3.4. Crystallization Behavior

From in situ observations enabled by the SHTT method, the CCT diagrams present in Figure 10 and Figure 11 could be constructed. The crystallization process was divided into Start (red dot), 50% (green diamond), and Completed (blue triangle). The increase in the cooling rate was responsible for the decrease in the crystallization temperatures for all stages and in both samples. Crystal phase precipitation was observed for MF1 and MF2 for every cooling rate applied, however, sometimes not completely. Crystallization is intimately affected by the molten flux structure. Silva et al. suggested that a higher cooling rate at a given temperature leads to increased melt viscosity, which requires a greater degree of undercooling to initiate crystallization, indicating a relationship between viscosity and cooling rate. This effect occurs because atomic mobility drives crystal growth; thus, higher viscosity creates a barrier to atomic diffusion and molecular rearrangement. As a result, the onset of crystallization is delayed, meaning that crystallization temperature decreases with an increasing cooling rate [19]. MF1 presented higher dynamic viscosity values in the investigated temperature range (Figure 6), corresponding to crystallization at lower temperatures in comparison to MF2. This effect was also observed by Chebykin et al., Klug et al., and Silva et al. [1,23,25].

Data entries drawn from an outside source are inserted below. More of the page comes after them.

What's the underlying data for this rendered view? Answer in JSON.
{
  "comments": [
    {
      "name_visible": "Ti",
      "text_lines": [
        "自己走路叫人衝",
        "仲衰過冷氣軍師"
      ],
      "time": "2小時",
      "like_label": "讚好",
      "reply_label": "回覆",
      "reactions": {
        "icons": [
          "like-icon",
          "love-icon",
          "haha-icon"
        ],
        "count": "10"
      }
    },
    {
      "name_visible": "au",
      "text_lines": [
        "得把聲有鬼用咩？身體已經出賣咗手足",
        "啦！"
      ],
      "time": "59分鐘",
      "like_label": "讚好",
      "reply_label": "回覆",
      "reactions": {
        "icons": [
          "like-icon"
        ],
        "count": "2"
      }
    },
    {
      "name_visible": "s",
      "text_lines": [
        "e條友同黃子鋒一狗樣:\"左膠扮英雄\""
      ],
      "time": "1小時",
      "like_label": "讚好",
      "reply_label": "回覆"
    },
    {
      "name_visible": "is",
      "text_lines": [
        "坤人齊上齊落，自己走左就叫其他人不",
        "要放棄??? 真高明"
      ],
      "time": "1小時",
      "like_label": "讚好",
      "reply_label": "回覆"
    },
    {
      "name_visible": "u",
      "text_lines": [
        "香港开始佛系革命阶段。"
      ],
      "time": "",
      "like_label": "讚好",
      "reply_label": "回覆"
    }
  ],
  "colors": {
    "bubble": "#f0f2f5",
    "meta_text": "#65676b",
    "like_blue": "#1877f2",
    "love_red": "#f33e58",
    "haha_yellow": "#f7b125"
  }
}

In Table 9, the temperatures of each crystallization stage (Start, 50% and Completed) are exhibited as a function of the cooling rate for MF1 and MF2. The results show that MF1 presented lower crystallization temperatures (Start, 50%, and Completed) than MF2 for every cooling rate applied. For cooling rates above 90 K min−1, no complete crystallization of the SHTT sample was observed in sample MF2. However, in sample MF1, complete crystallization of the sample was firstly not observed at a cooling rate of 240 K min−1.

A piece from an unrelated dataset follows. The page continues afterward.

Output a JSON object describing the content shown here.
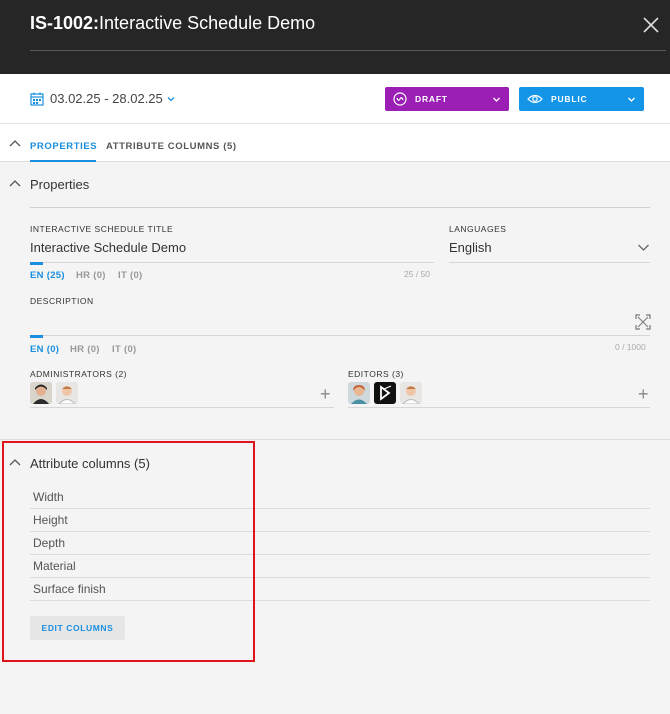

The chemical composition of the mold flux directly affects the crystallization. Klug et al. found that Na2O is responsible for an increase in the crystallization rate of fluorine-free mold powders [24]. Additionally, SiO2, Fe2O3, Al2O3, MnO, and P2O5 induce glass formation, CaO, K2O, MgO, Na2O, and CaF2 are related to a crystalline structure and TiO2 is a nucleating agent [1]. Table 10 presents the classification of oxides in glass formers, crystalline forms and nucleating agents, as brought by Chebykin [1]. The values were calculated for MF1 and MF2 in the form of as-received and after pre-melting.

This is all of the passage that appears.